DEAD CAND DANCE est de ces groupes dont on écoute les albums avec la certitude que, quoi qu'il arrive, ce sera intéressant. Depuis sa création en 1981, le duo australien de Lisa Gerrard et Brendan Perry expérimente avec une soif insatiable, mêlant la coldwave au classique et à des sonorités plus exotiques, empruntées aux musiques médiévales ou à diverses ethnies ; leurs pérégrinations ont donné naissance à une scène riche et onirique aux marges du gothique, qualifiée suivant les cas d'heavenly voices ou de néoclassique gothique, peuplée des excellents COCTEAU TWINS, STOA, BLACK TAPE FOR A BLUE GIRL ou en France les plus terrestres COLLECTION D'ARNELL-ANDRÉA. L'album Dionysus sorti cette année marque donc le retour d'un groupe des plus influents, après l'admirable Anabasis en 2012.
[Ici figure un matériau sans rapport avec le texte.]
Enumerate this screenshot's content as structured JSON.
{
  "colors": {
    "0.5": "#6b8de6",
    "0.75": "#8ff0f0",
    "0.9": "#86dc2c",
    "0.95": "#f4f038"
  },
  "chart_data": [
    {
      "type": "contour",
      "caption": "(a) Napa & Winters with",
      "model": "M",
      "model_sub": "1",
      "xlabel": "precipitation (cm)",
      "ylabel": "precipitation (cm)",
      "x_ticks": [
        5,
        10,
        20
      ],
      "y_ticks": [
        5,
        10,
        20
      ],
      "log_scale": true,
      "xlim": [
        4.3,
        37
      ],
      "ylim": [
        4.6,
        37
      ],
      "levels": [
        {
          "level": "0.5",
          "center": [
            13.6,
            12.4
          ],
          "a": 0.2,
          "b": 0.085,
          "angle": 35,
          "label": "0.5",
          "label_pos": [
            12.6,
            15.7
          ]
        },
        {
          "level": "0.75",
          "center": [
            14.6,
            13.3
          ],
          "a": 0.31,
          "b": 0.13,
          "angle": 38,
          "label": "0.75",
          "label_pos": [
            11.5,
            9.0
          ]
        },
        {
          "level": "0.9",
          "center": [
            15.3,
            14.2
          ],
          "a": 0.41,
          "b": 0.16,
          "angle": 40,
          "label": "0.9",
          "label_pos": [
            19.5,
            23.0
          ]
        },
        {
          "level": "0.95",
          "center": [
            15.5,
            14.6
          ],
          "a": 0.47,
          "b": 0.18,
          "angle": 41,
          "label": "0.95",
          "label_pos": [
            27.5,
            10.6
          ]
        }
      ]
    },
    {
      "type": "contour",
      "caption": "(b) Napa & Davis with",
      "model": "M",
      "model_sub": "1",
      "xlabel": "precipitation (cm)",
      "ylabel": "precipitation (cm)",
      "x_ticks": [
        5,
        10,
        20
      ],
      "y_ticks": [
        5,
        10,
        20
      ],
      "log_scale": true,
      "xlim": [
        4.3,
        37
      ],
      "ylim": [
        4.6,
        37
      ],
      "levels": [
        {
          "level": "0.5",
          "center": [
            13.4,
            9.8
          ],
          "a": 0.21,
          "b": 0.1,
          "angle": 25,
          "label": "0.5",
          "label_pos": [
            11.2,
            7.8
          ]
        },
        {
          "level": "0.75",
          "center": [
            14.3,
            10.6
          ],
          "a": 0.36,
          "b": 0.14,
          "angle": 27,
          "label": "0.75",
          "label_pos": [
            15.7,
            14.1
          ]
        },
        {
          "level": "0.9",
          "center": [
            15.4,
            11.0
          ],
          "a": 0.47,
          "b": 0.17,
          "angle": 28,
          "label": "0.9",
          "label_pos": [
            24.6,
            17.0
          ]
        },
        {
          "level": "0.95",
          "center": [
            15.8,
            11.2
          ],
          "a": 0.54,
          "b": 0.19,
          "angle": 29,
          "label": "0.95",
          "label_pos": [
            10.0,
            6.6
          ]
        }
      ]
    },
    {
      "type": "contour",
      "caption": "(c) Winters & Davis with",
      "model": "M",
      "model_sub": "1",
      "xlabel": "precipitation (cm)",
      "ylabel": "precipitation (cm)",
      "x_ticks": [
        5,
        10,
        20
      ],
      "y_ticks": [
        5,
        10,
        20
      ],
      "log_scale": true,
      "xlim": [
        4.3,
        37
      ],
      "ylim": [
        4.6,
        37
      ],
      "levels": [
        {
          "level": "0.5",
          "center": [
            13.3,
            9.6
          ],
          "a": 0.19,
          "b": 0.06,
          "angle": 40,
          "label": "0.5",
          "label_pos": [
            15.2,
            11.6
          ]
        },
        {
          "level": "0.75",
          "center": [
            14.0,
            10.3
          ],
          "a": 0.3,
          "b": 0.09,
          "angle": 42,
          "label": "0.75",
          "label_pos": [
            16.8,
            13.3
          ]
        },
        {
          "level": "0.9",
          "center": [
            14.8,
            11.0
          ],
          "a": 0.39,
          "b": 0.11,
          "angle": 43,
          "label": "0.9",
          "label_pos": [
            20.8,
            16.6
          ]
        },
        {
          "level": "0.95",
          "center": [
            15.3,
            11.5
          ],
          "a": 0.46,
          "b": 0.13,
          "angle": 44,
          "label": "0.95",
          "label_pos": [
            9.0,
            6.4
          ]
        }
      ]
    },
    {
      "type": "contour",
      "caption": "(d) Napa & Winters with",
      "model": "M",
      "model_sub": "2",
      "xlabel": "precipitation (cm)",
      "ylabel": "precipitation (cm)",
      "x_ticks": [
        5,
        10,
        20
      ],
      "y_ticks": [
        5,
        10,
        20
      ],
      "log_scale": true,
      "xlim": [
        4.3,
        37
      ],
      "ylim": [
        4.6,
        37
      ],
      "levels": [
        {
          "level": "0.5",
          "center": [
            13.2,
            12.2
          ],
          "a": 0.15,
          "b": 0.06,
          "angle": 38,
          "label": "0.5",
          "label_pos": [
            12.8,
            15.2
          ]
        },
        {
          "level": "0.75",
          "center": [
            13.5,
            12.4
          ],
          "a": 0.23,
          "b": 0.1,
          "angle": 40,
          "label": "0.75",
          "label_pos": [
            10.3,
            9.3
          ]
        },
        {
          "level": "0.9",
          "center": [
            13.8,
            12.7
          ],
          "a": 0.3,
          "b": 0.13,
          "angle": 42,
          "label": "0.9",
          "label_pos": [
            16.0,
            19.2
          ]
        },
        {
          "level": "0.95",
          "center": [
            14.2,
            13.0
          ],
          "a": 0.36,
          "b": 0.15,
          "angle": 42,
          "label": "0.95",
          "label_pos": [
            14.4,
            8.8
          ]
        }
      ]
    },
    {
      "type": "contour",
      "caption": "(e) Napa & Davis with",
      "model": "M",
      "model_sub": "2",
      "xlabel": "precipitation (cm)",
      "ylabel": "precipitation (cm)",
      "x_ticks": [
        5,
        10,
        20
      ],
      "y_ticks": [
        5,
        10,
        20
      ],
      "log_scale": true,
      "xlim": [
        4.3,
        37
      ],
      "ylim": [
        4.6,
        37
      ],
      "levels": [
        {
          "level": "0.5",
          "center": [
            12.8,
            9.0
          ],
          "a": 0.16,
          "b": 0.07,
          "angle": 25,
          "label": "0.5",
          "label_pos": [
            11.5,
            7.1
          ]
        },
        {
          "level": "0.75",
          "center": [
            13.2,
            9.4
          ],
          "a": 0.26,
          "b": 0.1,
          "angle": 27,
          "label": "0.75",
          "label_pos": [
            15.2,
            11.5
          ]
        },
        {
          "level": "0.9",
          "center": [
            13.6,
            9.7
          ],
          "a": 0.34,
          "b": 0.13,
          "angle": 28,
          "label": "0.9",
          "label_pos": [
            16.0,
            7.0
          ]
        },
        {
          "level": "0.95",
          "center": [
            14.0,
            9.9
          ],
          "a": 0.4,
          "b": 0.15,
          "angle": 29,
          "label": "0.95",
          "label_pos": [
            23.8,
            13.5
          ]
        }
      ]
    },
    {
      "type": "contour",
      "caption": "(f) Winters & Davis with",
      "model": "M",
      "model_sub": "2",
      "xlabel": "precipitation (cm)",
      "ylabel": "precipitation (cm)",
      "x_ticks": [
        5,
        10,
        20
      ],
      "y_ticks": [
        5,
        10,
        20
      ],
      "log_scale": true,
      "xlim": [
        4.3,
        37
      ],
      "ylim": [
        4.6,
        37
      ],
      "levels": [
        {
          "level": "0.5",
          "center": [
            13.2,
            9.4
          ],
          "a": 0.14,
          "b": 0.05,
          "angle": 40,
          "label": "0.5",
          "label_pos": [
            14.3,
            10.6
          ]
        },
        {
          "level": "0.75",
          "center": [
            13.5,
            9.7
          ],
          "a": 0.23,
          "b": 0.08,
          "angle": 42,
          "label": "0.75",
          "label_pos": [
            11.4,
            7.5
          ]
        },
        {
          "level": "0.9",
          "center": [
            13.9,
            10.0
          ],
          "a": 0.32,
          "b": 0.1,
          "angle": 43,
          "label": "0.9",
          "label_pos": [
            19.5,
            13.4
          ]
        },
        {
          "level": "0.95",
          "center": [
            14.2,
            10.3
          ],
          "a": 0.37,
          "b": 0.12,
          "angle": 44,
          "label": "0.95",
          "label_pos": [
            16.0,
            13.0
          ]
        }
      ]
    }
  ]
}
Avant même d'insérer le disque dans le lecteur, DEAD CAN DANCE nous surprend par la forme incongrue de cet album, une œuvre unie par le thème du dieu grec Dionysos, ou Bacchus pour nous qui parlons une langue latine, divinité du vin, des excès, de la folie, et ce malgré la couverture qui représente un masque traditionnel des Huichol du Mexique ; plus étrange encore, les morceaux sont répartis en deux actes divisés en mouvements, suivant l'articulation habituelle de la musique classique, on glisse ainsi de l'un à l'autre tout en restant dans un même univers, ce qui promet un album immersif.
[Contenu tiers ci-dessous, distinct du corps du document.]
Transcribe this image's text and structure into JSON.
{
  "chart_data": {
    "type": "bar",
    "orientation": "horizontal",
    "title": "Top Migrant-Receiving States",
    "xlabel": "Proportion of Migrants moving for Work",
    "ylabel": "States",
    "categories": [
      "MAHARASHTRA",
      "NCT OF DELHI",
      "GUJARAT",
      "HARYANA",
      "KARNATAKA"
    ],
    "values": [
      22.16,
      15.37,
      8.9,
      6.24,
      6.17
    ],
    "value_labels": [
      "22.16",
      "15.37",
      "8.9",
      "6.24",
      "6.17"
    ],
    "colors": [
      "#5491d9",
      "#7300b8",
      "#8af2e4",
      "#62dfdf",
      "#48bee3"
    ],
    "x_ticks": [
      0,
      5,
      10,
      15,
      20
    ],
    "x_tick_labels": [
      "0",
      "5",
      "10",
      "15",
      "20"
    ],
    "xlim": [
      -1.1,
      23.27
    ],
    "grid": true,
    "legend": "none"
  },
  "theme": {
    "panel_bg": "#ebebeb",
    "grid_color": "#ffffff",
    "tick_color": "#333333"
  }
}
L'album ne cesse pas de dérouter à l'écoute : comme on s'y attendait, Dionysus est un disque d'une grande richesse et aux ambiances soignées, dans lesquelles on se plonge facilement et dont on ne ressort pas aisément, mais surtout, il est essentiellement instrumental, la voix de Brendan et davantage encore celle de Lisa ne réalisant plus que des incursions, sur leur habituel mode éthéré ; l'instrumental est au contraire très vivant, animé par les percussions sur un mode mystique et dansant, joyeux et mystérieux à la fois, dans un esprit qui doit sûrement beaucoup aux festivités païennes des moissons dont s'est inspiré Brendan Perry. Avec Dionysus, DEAD CAN DANCE nous entraîne dans une sorte de fête de la démesure libératrice, servie par une collection de sonorités dépaysantes, flûte slovaque ou tambour iranien, samples enregistrés en plein air ; le risque est toujours grand de n'en tirer que du tourisme musical, mais comme toujours, DEAD CAN DANCE parvient à tisser l'ensemble en une toile cohérente qui nous prend rapidement au piège, marque la plus sûre de son talent. Nous sommes ici aux antipodes des racines coldwave du groupe, au propre comme au figuré, mais quelle importance ?
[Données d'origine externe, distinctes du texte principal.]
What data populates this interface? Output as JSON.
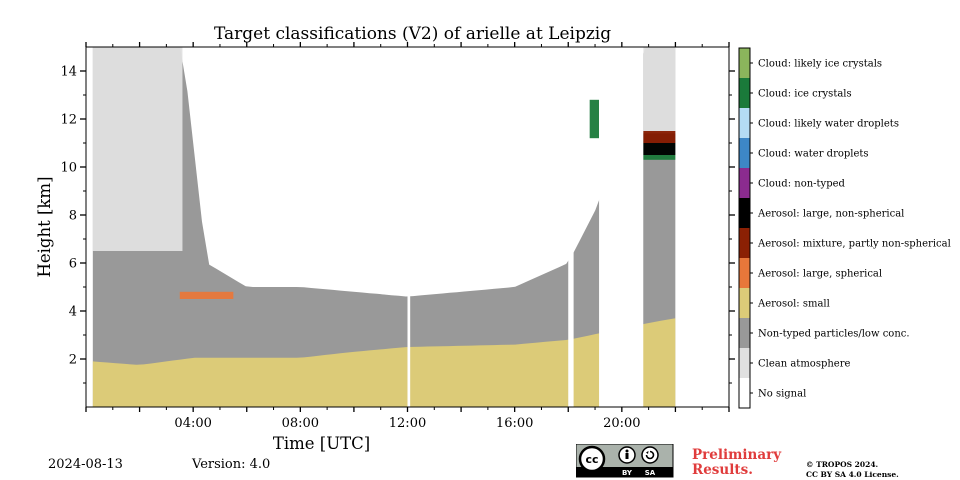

Du premier acte, dont les sons sont plutôt ceux de la Méditerranée et de l'Europe, on retiendra particulièrement Sea Borne qui relate l'arrivée de Dionysos en Grèce, délicieusement hypnotique, et Dance of the Bacchantes, plus rythmé, nous entraînant dans la transe des danseuses adeptes du dieu ; du second, qui semble lorgner davantage vers l'orient, The Invocation, où la voix de Lisa Gerrard invoque la divinité sur un mode théâtral. The Mountain et The Forest, sur le second acte, sont en revanche les morceaux les moins marquants de l'album, car en dépit de nouvelles sonorités, on a tôt fait de reconnaître l'ossature de morceaux passés du groupe, en particulier de la période Spiritchaser.
Sans révolutionner l'univers musical du groupe, Dionysus est donc un bon cru ; naturellement, on est en droit de regretter la faible place des deux voix et en particulier de celle de Lisa Gerrard, on peut également être nostalgique de la musique fantomatique des débuts du duo, mais l'album a sa propre personnalité, qui nous entraîne dans une douce ivresse.